5 Upcoming HBO Shows That Could Replace ‘Game of Thrones’
Time to find your next TV obsession.
Daenerys is dead. Her dragon flew away with her body in his claws. Jon Snow is gone to the Night’s Watch. Yeah, Game of Thrones is not coming back.
So what’s to do? What’s your next HBO obsession? Chernobyl, nearing the end of its limited run, has made for amazing, engrossing TV, far bleaker than Thrones ever was and better-acted—but it is limited by the fact it’s portraying real history. The season finale will be the series finale.
Between ongoing series in need of more love and new, upcoming shows too green to have even issued a trailer yet, the pay cable giant has you covered. Here’s five selections that may end up as your next binge-worthy addiction(s).
1. Watchmen (Fall 2019)
Alan Moore’s brilliant graphic novel with the same title portrayed superheroes as criminals and vigilantes in a dystopia in which capitalism has gone completely bonkers. It was made into a so-so 2009 movie. It wasn’t terrible, but it seems like no one was ever truly happy about it, either.
So HBO is going to take another tack, portraying the world of Watchmen, but years after the events in the book. The intense trailer promises something every bit as dark as Moore’s creation but supported by Damon Lindelof’s storytelling chops—which were always good, but not truly proven until his amazing work on the grim yet compulsively watchable The Leftovers.
2. Westworld Season 3 (2020)
https://www.youtube.com/watch?v=deSUQ7mZfWk
Westworld has been uneven, according to some, with a bravura season 1 and, uh, difficult second season. Rotten Tomatoes demonstrates that critics and viewers have a complicated relationship with this sci-fi drama—the former give it a perfectly good 86 percent “Fresh” while the latter rate it a meh 74 percent.
Apparently, as the trailer featuring Breaking Bad star Aaron Paul seems to show, the third season is a kind of new start.
3. His Dark Materials (Fall 2019)
The premium cable take on Philip Pullman’s series of fantasy novels may well have the most promise for hard-up Thrones fans. His Dark Materials takes us into an otherworldly young woman’s hunt for a missing friend that leads her to intrigues involving missing children and sentient apex predators.
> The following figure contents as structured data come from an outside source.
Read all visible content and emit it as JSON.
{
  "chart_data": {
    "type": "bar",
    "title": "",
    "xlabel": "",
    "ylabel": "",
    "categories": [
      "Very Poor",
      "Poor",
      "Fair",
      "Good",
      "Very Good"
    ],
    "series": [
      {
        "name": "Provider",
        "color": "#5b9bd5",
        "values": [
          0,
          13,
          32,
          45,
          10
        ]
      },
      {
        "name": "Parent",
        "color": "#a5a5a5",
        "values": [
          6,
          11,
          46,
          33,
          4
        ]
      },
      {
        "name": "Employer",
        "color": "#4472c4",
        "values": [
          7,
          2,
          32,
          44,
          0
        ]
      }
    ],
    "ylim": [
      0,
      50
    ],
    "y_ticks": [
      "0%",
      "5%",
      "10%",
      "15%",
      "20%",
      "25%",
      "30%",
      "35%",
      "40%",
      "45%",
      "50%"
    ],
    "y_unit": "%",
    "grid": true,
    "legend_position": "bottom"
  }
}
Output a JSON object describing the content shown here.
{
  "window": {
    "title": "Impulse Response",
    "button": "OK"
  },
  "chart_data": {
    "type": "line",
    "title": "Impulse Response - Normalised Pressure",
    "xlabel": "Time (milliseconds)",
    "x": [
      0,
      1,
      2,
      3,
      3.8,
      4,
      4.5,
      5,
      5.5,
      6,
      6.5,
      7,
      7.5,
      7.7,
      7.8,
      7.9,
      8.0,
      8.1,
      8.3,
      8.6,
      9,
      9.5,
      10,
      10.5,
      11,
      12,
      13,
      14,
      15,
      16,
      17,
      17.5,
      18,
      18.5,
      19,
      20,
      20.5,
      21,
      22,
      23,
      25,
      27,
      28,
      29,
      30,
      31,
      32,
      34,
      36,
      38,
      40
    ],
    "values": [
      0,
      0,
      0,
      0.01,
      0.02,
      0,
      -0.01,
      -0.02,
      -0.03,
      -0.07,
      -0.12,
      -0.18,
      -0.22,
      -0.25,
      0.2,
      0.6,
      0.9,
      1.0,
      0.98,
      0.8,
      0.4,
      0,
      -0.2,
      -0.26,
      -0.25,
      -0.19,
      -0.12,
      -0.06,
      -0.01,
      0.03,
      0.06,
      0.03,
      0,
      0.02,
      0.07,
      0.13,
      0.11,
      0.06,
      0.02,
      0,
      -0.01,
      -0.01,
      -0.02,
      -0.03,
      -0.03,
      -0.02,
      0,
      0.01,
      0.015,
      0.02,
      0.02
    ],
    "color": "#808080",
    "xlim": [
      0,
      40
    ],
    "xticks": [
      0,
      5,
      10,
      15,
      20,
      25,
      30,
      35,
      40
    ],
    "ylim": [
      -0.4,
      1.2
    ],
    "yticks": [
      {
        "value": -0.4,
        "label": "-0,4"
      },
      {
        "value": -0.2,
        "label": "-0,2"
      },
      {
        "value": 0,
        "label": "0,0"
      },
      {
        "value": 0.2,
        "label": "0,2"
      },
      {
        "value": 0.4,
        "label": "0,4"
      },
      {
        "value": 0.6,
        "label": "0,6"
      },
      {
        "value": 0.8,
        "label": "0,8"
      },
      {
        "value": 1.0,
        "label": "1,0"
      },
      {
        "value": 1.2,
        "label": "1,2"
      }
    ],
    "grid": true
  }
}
We’re all about seeing what’s in store with the polar bear.
4. Lovecraft Country (No Premiere Date)
Jordan Peele might be called a next generation Alfred Hitchcock or Rod Serling, and his talent merits those comparisons—but he’s actually the first Jordan Peele and even as he’s making highly original movies like Get Out and Us, he’s rebooting great classic TV like The Twilight Zone and following up with original work adapted from a novel: Lovecraft Country. Hitchcock never multitasked that hard.
Lovecraft is inspired by novelist Matt Ruff’s book and is about Atticus Black, a man road-tripping in the 1950s South with a friend and his uncle. What at first seems like an exploration of racism in the Jim Crow South evolves into something creepy and otherworldly—in keeping with the spirit of the (notably racist) author namechecked in the title.
5. The Nevers (No Premiere Date)
Buffy the Vampire Slayer creator Joss Whedon’s TV return is slated for the debut of his new series The Nevers. The story behind the show is a “science-fiction drama about a gang of Victorian women who find themselves with unusual abilities, relentless enemies and a mission that might change the world.”
Sounds pretty appropriate for the Buffy writer’s comeback, and HBO clearly believes in Whedon’s ability—we don’t know when it will hit the small screen, but the pay cable giant granted Whedon a full series run.
That’s just a brief selection of what’s on the way. Ultimately your next TV obsession might still just be a glimmer in some writer’s or showrunner’s eye.